Bu nedenle bu ayetin devlet bazında muhatabı kalmamış, iş ümmet kaygısı taşıyan müminlere ve oluşturdukları ufaklı büyüklü oluşumlara kalmıştır. Bu meyanda özellikle Özgür-Der ve İHH, sivil İslami kuruluşlar bazında ellerinden gelen gayreti göstermektedirler ve arttırarak göstermekle yükümlüdürler. Bu konuda henüz ciddi bir gayret göstermemiş ya da çapının altında faaliyet gösteren İslami kuruluşlar, bir an önce üzerlerine düşeni yapmakla mükelleftirler bu ayetler gereğince.
İslami duyarlılık sahibi tüm kişi ve kuruluşlar bu direnişi adeta kendi memleketlerinde gerçekleşiyor gibi hissetmekle, direnişçilere ellerinden gelen her konuda ellerinden gelen tüm desteği mutlaka vermekle sorumludurlar ve hesap gününde bu konuda sorguya çekileceklerdir.

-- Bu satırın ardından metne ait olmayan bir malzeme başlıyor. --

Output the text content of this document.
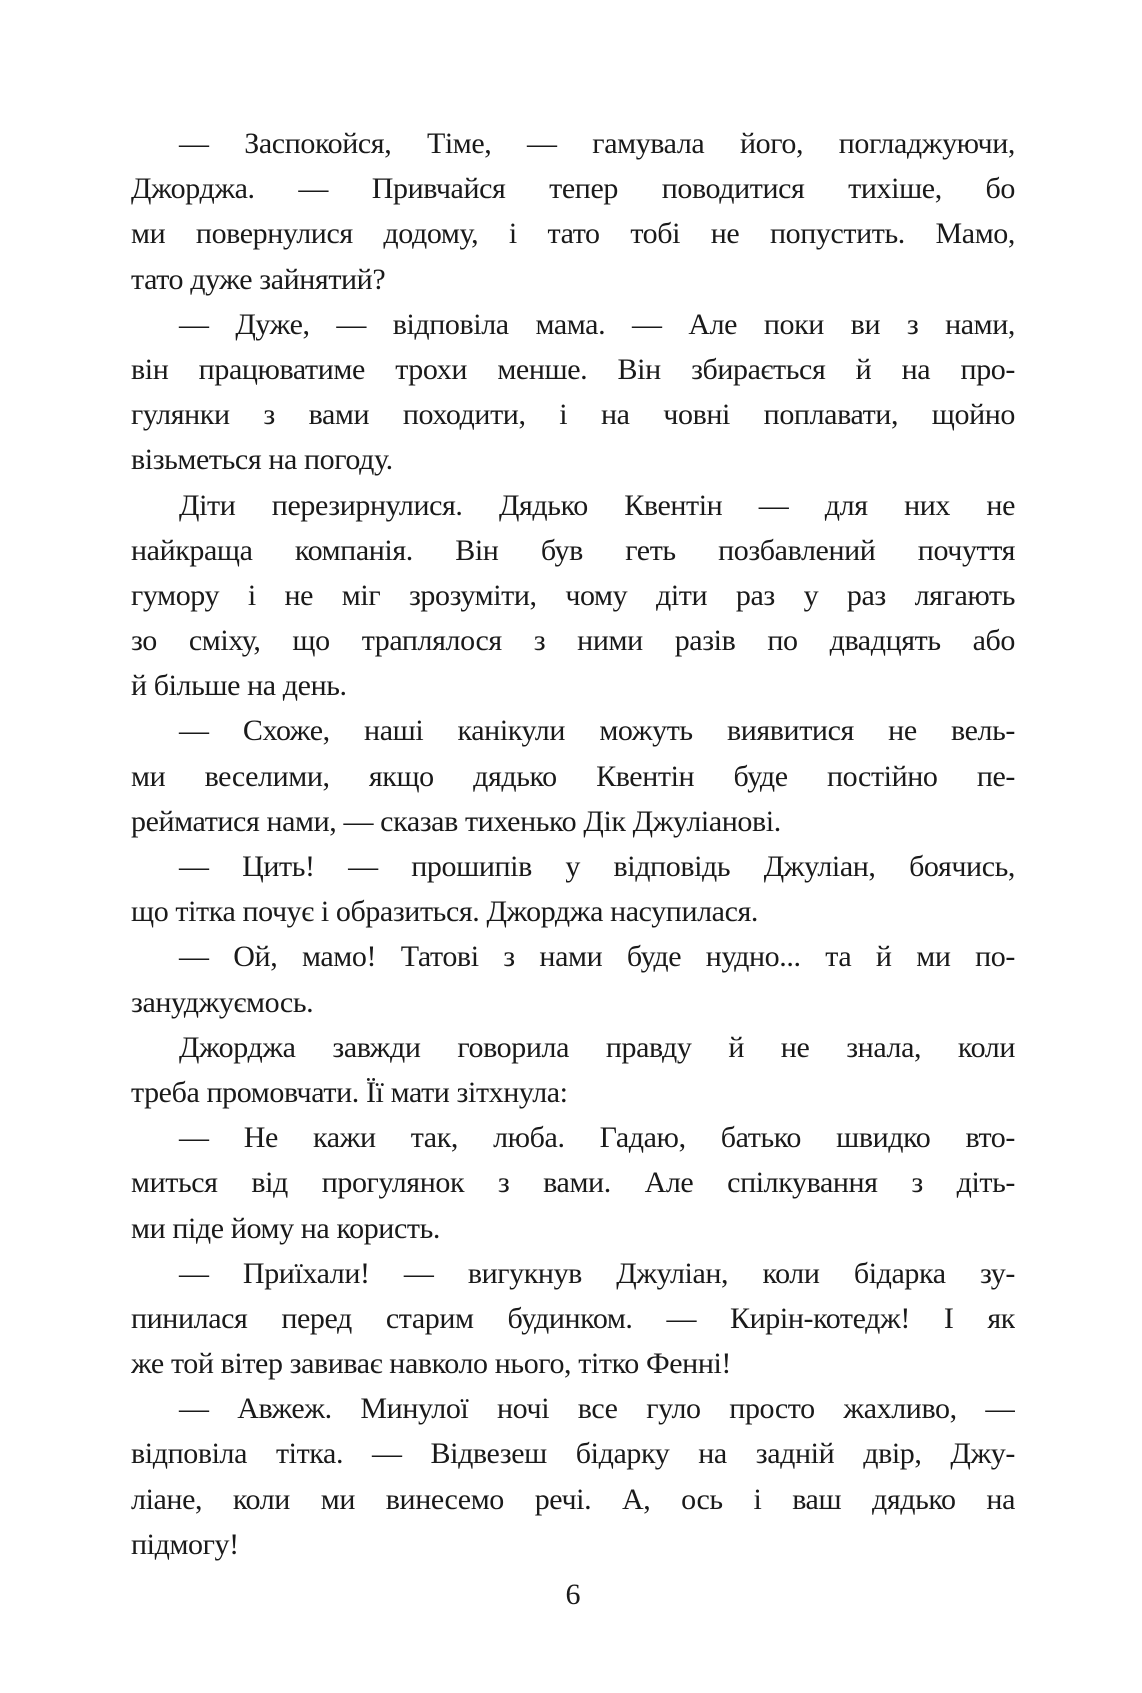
— Заспокойся, Тіме, — гамувала його, погладжуючи,
Джорджа. — Привчайся тепер поводитися тихіше, бо
ми повернулися додому, і тато тобі не попустить. Мамо,
тато дуже зайнятий?

— Дуже, — відповіла мама. — Але поки ви з нами,
він працюватиме трохи менше. Він збирається й на про-
гулянки з вами походити, і на човні поплавати, щойно
візьметься на погоду.

Діти перезирнулися. Дядько Квентін — для них не
найкраща компанія. Він був геть позбавлений почуття
гумору і не міг зрозуміти, чому діти раз у раз лягають
зо сміху, що траплялося з ними разів по двадцять або
й більше на день.

— Схоже, наші канікули можуть виявитися не вель-
ми веселими, якщо дядько Квентін буде постійно пе-
рейматися нами, — сказав тихенько Дік Джуліанові.

— Цить! — прошипів у відповідь Джуліан, боячись,
що тітка почує і образиться. Джорджа насупилася.

— Ой, мамо! Татові з нами буде нудно... та й ми по-
зануджуємось.

Джорджа завжди говорила правду й не знала, коли
треба промовчати. Її мати зітхнула:

— Не кажи так, люба. Гадаю, батько швидко вто-
миться від прогулянок з вами. Але спілкування з діть-
ми піде йому на користь.

— Приїхали! — вигукнув Джуліан, коли бідарка зу-
пинилася перед старим будинком. — Кирін-котедж! І як
же той вітер завиває навколо нього, тітко Фенні!

— Авжеж. Минулої ночі все гуло просто жахливо, —
відповіла тітка. — Відвезеш бідарку на задній двір, Джу-
ліане, коли ми винесемо речі. А, ось і ваш дядько на
підмогу!

6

Suriye'de İşkence İle Katledilenler Başkaları Değil Bizleriz Aslında
Bizler mümin bireyler olarak her şeyden önce, birey olarak ayette yüklenilen sorumluluklarımızı yerine getirmeye azami gayreti göstermek zorundayız ve şu ana kadar yaptıklarımızla görevimizi yerine
getirdiğimiz gibi bir gaflete düşmemek durumundayız.

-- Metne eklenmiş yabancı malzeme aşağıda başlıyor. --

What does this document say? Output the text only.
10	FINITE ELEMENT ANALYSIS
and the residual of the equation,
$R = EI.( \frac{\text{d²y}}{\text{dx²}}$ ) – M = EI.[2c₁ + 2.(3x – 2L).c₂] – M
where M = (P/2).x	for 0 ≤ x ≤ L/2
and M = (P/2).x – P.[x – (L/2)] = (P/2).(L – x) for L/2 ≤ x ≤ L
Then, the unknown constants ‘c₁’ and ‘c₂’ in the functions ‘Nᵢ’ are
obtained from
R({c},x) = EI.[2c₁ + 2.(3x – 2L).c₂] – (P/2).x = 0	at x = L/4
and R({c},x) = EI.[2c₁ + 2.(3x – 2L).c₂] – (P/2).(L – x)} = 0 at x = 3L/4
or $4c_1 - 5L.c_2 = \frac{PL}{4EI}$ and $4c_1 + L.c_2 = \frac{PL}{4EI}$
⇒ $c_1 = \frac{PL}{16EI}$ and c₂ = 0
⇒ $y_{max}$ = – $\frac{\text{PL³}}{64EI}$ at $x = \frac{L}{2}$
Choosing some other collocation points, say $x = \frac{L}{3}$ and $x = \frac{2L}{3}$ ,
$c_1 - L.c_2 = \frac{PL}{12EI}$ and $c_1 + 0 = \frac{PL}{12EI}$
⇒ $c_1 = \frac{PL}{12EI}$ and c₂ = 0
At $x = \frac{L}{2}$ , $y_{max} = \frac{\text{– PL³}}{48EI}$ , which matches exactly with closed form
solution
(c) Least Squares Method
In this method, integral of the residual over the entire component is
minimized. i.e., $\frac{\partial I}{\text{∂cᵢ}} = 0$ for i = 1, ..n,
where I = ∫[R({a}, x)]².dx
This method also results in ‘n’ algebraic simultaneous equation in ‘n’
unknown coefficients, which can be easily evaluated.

Şunun idrakine varmalıyız öncelikle. Suriye'de aç bırakılarak öldürülen çocuk ve ihtiyarlar, bizim çocuklarımız ve babalarımız, tecavüze uğrayan kız ve kadınlar, bizim kızlarımız ve eşlerimiz, işkence ile öldürülen gençler, bizim kardeşlerimizdir. Bu fotoğraflarda bizler varız, eller değil.
Bu yaşananlar karşısında, ortaya çıkan fotoğraflar karşısında kendi başımıza gelmişçesine dehşete, paniğe kapılmıyor, o fotoğraflarda kendi çocuklarımızı, kardeşlerimizi göremiyor, bu acıları içimizde hissedemiyorsak; değil ümmetçiliğimiz ve İslamcılığımız, imanımızı ve hatta insanlığımızı sorgulamalıyız.

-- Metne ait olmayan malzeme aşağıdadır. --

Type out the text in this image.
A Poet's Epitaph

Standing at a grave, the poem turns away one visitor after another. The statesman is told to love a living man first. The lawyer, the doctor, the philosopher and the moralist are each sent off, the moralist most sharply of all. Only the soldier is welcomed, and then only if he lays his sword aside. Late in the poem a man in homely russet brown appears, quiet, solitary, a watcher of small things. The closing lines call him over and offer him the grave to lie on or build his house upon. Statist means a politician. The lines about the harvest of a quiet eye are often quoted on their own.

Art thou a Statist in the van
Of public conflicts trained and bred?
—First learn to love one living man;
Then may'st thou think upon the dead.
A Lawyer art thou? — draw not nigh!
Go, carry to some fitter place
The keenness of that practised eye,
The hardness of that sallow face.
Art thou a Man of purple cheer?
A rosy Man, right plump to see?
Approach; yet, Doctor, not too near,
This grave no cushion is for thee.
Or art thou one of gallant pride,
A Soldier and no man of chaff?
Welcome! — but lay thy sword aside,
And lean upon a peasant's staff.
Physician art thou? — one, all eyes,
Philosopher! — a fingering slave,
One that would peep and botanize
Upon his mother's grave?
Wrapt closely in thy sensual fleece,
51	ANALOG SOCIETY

Bu nedenle el elin eşeğini türkü çalarak ararmış darbı meseline göre değil, ateş bizim evimize düşmüş gibi sahip çıkmalıyız Suriye halkının acılarına. Çocuklarımızın eline diken batınca panikleyen bizler, aç bırakılarak katledilen o çocuk fotoğrafları karşısında acaba nasıl duygular yaşamalıyız?
Halen devam ediyor bu işkenceler, halen yanıyor ateş çukuru, her dakika kıvranıyor mazlumlar bu işkence tezgahlarında. Bizler de her an hissetmeye çalışmalıyız bu acıları, kıvranışları. Hiçbir şey yokmuş gibi, her şey tıkırında imiş gibi, sorunsuz akıyor gibi yaşamamalıyız bu hayatı.
Suriye Baas zindanlarında kıvranış ve haykırışları arşı alayı titreten mazlumların feryatlarının yanına yükselmeli, bu acıları her an kendimiz yaşıyormuş gibi hissederek kesintisiz yapacağımız dualarımız.